As we discussed a few weeks ago, you can certainly argue that snapshots, when combined with replication, could serve as an adequate backup system. My biggest objection was that snapshots lack the catalog that conventional backup applications build as they back up data.  Commvault's SnapProtect fills that gap by providing catalogs and a management console for snapshots across a variety of arrays and other snapshot providers.

SnapProtect integrates Commvault's Simpana backup with the snapshot capabilities of most midrange and enterprise disk arrays or even CommVault's own software provider. With SnapProtect, you can schedule snapshots through the Simpana backup console.

When your backup schedule calls for a snapshot, Simpana calls the Commvault VSS provider, for Windows servers, and the snapshot API for your disk array to create an application consistent snapshot. Application consistent snaps are also supported for Oracle and on several Linux distributions and Unix flavors with the usual scripting.

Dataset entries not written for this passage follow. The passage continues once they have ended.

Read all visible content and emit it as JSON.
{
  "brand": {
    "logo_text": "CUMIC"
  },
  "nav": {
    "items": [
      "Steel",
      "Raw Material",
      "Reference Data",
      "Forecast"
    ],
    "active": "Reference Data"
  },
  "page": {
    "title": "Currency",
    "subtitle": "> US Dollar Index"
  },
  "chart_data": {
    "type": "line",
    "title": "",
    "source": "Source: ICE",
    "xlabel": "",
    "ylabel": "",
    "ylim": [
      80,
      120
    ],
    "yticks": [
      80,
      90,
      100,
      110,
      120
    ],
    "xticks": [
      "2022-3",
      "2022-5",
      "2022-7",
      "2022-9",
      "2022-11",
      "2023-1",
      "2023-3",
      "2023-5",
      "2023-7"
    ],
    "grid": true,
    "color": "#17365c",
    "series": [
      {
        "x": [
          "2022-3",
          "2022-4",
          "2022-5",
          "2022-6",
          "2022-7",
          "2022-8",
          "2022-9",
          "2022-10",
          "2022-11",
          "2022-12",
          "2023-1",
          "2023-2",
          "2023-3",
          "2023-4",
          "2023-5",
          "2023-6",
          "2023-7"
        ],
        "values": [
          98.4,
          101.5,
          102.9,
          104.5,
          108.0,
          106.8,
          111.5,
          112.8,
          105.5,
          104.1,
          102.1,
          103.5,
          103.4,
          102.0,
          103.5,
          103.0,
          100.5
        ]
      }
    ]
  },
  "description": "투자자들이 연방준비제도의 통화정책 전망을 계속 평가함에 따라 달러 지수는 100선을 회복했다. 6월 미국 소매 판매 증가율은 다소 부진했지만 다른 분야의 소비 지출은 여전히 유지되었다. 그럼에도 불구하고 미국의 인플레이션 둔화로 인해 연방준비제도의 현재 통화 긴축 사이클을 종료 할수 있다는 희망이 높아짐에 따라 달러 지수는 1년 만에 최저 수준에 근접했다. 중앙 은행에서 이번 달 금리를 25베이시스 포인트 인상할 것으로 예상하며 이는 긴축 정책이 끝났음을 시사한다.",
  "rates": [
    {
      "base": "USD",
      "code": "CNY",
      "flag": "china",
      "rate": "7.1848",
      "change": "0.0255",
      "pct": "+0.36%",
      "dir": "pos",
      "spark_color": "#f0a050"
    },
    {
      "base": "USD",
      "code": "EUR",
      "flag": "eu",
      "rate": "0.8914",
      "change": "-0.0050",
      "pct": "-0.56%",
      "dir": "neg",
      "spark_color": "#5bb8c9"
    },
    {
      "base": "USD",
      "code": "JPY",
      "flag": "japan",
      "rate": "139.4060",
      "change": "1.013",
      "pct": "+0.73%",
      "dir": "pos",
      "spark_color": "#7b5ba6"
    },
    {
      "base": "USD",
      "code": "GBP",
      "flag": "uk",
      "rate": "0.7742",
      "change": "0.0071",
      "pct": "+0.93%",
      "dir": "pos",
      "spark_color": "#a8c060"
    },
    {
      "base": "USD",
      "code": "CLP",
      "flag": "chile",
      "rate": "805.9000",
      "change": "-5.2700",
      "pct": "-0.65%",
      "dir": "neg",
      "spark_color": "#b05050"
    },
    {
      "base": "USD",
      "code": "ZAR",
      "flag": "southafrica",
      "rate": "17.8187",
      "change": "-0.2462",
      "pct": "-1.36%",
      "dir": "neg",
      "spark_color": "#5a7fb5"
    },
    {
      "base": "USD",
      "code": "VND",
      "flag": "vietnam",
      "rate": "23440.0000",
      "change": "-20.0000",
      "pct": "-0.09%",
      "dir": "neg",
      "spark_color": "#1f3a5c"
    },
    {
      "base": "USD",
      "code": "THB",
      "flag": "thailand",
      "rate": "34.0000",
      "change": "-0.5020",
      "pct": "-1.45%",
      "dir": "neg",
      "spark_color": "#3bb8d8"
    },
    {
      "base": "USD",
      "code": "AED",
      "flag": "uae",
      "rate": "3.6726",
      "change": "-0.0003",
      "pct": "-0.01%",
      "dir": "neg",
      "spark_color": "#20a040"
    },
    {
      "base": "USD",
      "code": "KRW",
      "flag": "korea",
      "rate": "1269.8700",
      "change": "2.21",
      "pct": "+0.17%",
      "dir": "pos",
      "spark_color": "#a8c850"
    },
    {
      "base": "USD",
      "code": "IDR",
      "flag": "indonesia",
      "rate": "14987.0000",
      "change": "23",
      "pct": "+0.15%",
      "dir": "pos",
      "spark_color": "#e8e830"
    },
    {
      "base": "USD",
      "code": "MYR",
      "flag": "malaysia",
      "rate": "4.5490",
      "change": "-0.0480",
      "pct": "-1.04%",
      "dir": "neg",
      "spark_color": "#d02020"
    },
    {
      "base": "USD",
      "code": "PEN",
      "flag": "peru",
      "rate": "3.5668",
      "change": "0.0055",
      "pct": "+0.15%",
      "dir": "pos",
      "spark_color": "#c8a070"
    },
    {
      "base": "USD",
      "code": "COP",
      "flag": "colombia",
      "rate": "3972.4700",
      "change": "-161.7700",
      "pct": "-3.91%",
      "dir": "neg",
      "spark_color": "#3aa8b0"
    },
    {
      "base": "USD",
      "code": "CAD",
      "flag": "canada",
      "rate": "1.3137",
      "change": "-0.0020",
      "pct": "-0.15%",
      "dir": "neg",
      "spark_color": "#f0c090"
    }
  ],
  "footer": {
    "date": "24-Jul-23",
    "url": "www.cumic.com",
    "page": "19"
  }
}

The Simpana backup server then mounts the snapshot, runs the database integrity check you may have specified and catalogs the snapshot. From that point on, you can restore files, or Exchange objects like e-mail messages, through the Simpana console from the snapshot just as if it were a conventional backup but without having to actually copy the data off your disk array.   

When you decide to actually copy your data off your primary array for longer-term retention, Simpana backup with SnapProtect can use any of the snapshots you've created as its data source. Like VMware vStorage API backups, this process offloads the backup load from the source server and your data center LAN since the Simpana media server mounts the snapshot across the SAN and copies the data to whatever backup repository you decide to use.